Até a polícia fez campanha por João Miguel. "A Polícia Civil também se mobilizou, nós fizemos uma corrida pela vida aqui, em Conselheiro Lafaiete, com mais de 500 inscritos para arrecadar fundos e todos nós hoje polícia, família, todos nós nos sentimos traídos pela conduta desse cidadão”, explicou o delegado Carlos Capistrano.
 
Nas redes sociais, artistas e jogadores também pediram ajuda para campanha. O goleiro Victor, do Atlético-MG, doou uma camisa para ser leiloada. É um sentimento de qualquer um, um sentimento de revolta, de tristeza, de lamentação e por saber que o ser humano.
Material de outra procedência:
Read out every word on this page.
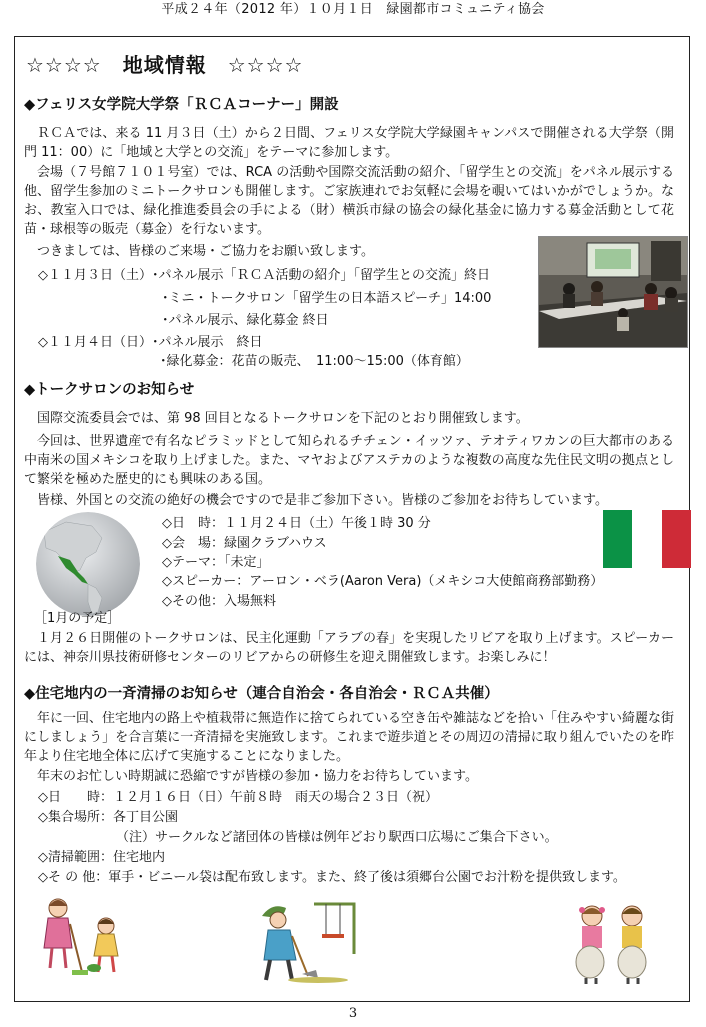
平成２４年（2012 年）１０月１日　緑園都市コミュニティ協会
☆☆☆☆　地域情報　☆☆☆☆
◆フェリス女学院大学祭「ＲＣＡコーナー」開設
ＲＣＡでは、来る 11 月３日（土）から２日間、フェリス女学院大学緑園キャンパスで開催される大学祭（開門 11：00）に「地域と大学との交流」をテーマに参加します。
会場（７号館７１０１号室）では、RCA の活動や国際交流活動の紹介、「留学生との交流」をパネル展示する他、留学生参加のミニトークサロンも開催します。ご家族連れでお気軽に会場を覗いてはいかがでしょうか。なお、教室入口では、緑化推進委員会の手による（財）横浜市緑の協会の緑化基金に協力する募金活動として花苗・球根等の販売（募金）を行ないます。
つきましては、皆様のご来場・ご協力をお願い致します。
◇１１月３日（土）･パネル展示「ＲＣＡ活動の紹介」｢留学生との交流」終日
･ミニ・トークサロン「留学生の日本語スピーチ」14:00
･パネル展示、緑化募金 終日
◇１１月４日（日）･パネル展示　終日
･緑化募金：花苗の販売、　11:00～15:00（体育館）
◆トークサロンのお知らせ
国際交流委員会では、第 98 回目となるトークサロンを下記のとおり開催致します。
今回は、世界遺産で有名なピラミッドとして知られるチチェン・イッツァ、テオティワカンの巨大都市のある中南米の国メキシコを取り上げました。また、マヤおよびアステカのような複数の高度な先住民文明の拠点として繁栄を極めた歴史的にも興味のある国。
皆様、外国との交流の絶好の機会ですので是非ご参加下さい。皆様のご参加をお待ちしています。
◇日　時：１１月２４日（土）午後１時 30 分
◇会　場：緑園クラブハウス
◇テーマ：｢未定」
◇スピーカー：アーロン・ベラ(Aaron Vera)（メキシコ大使館商務部勤務）
◇その他：入場無料
［1月の予定］
１月２６日開催のトークサロンは、民主化運動「アラブの春」を実現したリビアを取り上げます。スピーカーには、神奈川県技術研修センターのリビアからの研修生を迎え開催致します。お楽しみに！
◆住宅地内の一斉清掃のお知らせ（連合自治会・各自治会・ＲＣＡ共催）
年に一回、住宅地内の路上や植栽帯に無造作に捨てられている空き缶や雑誌などを拾い「住みやすい綺麗な街にしましょう」を合言葉に一斉清掃を実施致します。これまで遊歩道とその周辺の清掃に取り組んでいたのを昨年より住宅地全体に広げて実施することになりました。
年末のお忙しい時期誠に恐縮ですが皆様の参加・協力をお待ちしています。
◇日　　時：１２月１６日（日）午前８時　雨天の場合２３日（祝）
◇集合場所：各丁目公園
（注）サークルなど諸団体の皆様は例年どおり駅西口広場にご集合下さい。
◇清掃範囲：住宅地内
◇そ の 他：軍手・ビニール袋は配布致します。また、終了後は須郷台公園でお汁粉を提供致します。
3
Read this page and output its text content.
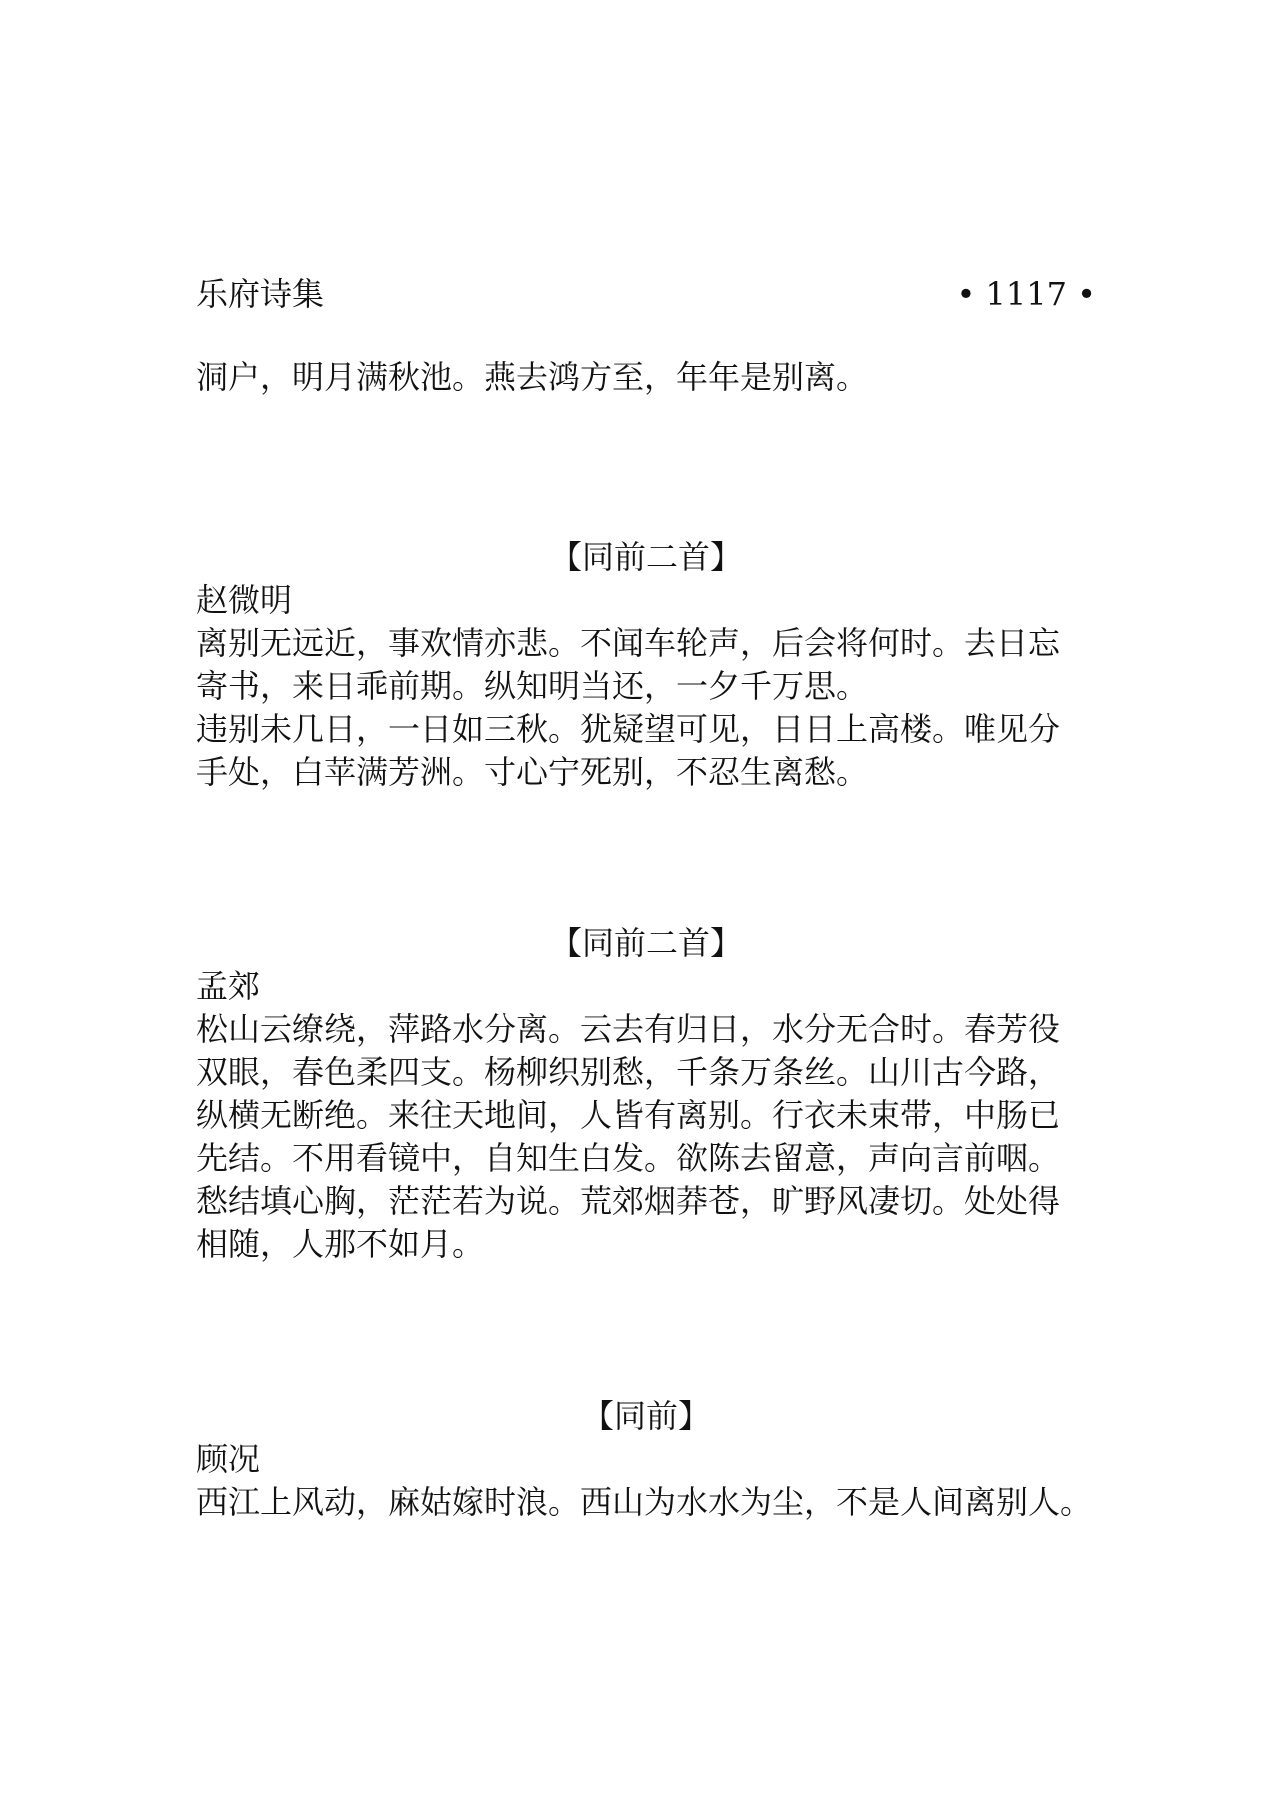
乐府诗集	• 1117 •
洞户，明月满秋池。燕去鸿方至，年年是别离。
【同前二首】
赵微明
离别无远近，事欢情亦悲。不闻车轮声，后会将何时。去日忘
寄书，来日乖前期。纵知明当还，一夕千万思。
违别未几日，一日如三秋。犹疑望可见，日日上高楼。唯见分
手处，白苹满芳洲。寸心宁死别，不忍生离愁。
【同前二首】
孟郊
松山云缭绕，萍路水分离。云去有归日，水分无合时。春芳役
双眼，春色柔四支。杨柳织别愁，千条万条丝。山川古今路，
纵横无断绝。来往天地间，人皆有离别。行衣未束带，中肠已
先结。不用看镜中，自知生白发。欲陈去留意，声向言前咽。
愁结填心胸，茫茫若为说。荒郊烟莽苍，旷野风凄切。处处得
相随，人那不如月。
【同前】
顾况
西江上风动，麻姑嫁时浪。西山为水水为尘，不是人间离别人。
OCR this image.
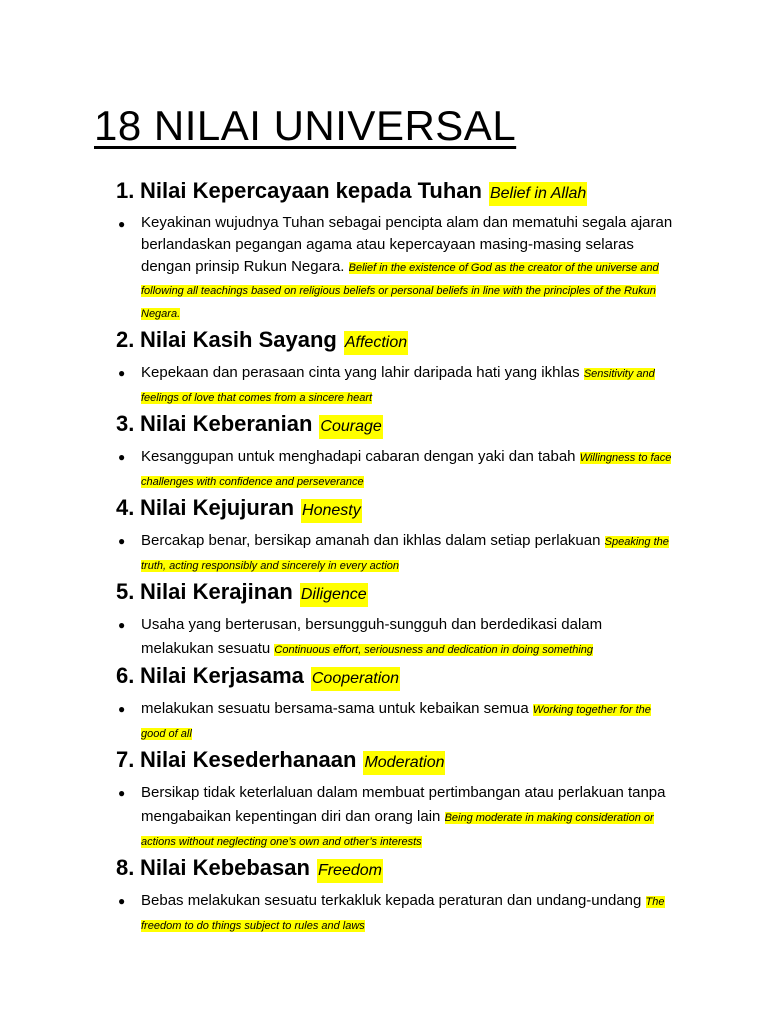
18 NILAI UNIVERSAL
1. Nilai Kepercayaan kepada Tuhan Belief in Allah
●	Keyakinan wujudnya Tuhan sebagai pencipta alam dan mematuhi segala ajaran berlandaskan pegangan agama atau kepercayaan masing-masing selaras dengan prinsip Rukun Negara. Belief in the existence of God as the creator of the universe and following all teachings based on religious beliefs or personal beliefs in line with the principles of the Rukun Negara.
2. Nilai Kasih Sayang Affection
●	Kepekaan dan perasaan cinta yang lahir daripada hati yang ikhlas Sensitivity and feelings of love that comes from a sincere heart
3. Nilai Keberanian Courage
●	Kesanggupan untuk menghadapi cabaran dengan yaki dan tabah Willingness to face challenges with confidence and perseverance
4. Nilai Kejujuran Honesty
●	Bercakap benar, bersikap amanah dan ikhlas dalam setiap perlakuan Speaking the truth, acting responsibly and sincerely in every action
5. Nilai Kerajinan Diligence
●	Usaha yang berterusan, bersungguh-sungguh dan berdedikasi dalam melakukan sesuatu Continuous effort, seriousness and dedication in doing something
6. Nilai Kerjasama Cooperation
●	melakukan sesuatu bersama-sama untuk kebaikan semua Working together for the good of all
7. Nilai Kesederhanaan Moderation
●	Bersikap tidak keterlaluan dalam membuat pertimbangan atau perlakuan tanpa mengabaikan kepentingan diri dan orang lain Being moderate in making consideration or actions without neglecting one’s own and other’s interests
8. Nilai Kebebasan Freedom
●	Bebas melakukan sesuatu terkakluk kepada peraturan dan undang-undang The freedom to do things subject to rules and laws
A capacidade que ponto chega a maldade, a falta de amor no coração do ser humano, então realmente é algo que quando eu recebi a notícia foi algo muito chocante, foi algo bastante frustrante, foi algo... triste, mas felizmente foi descoberto aí e tenho certeza que vai pagar por isso”.
 
A família deixou de fazer a campanha desde junho, quando conseguiu na Justiça o direito de receber do Sistema Único de Saúde (SUS) três doses do medicamento.
 
Com o dinheiro que estava na conta, a compra das outras três doses que ele precisa estavam garantidas, mas, agora, a situação é outra.
 
“A causa é nobre, a campanha deve continuar em prol do João Miguel e da mãe dele deve continuar, eu acredito, que o único que deve ser responsabilizado com essa história toda é apenas o pai que cometeu essa atitude criminosa. O menino não deve ser responsabilizado pelo contrário acredito que seja o momento até de ganhar força para que ele consiga o tratamento e consiga continuar sobrevivendo”, falou Daniel Gomes.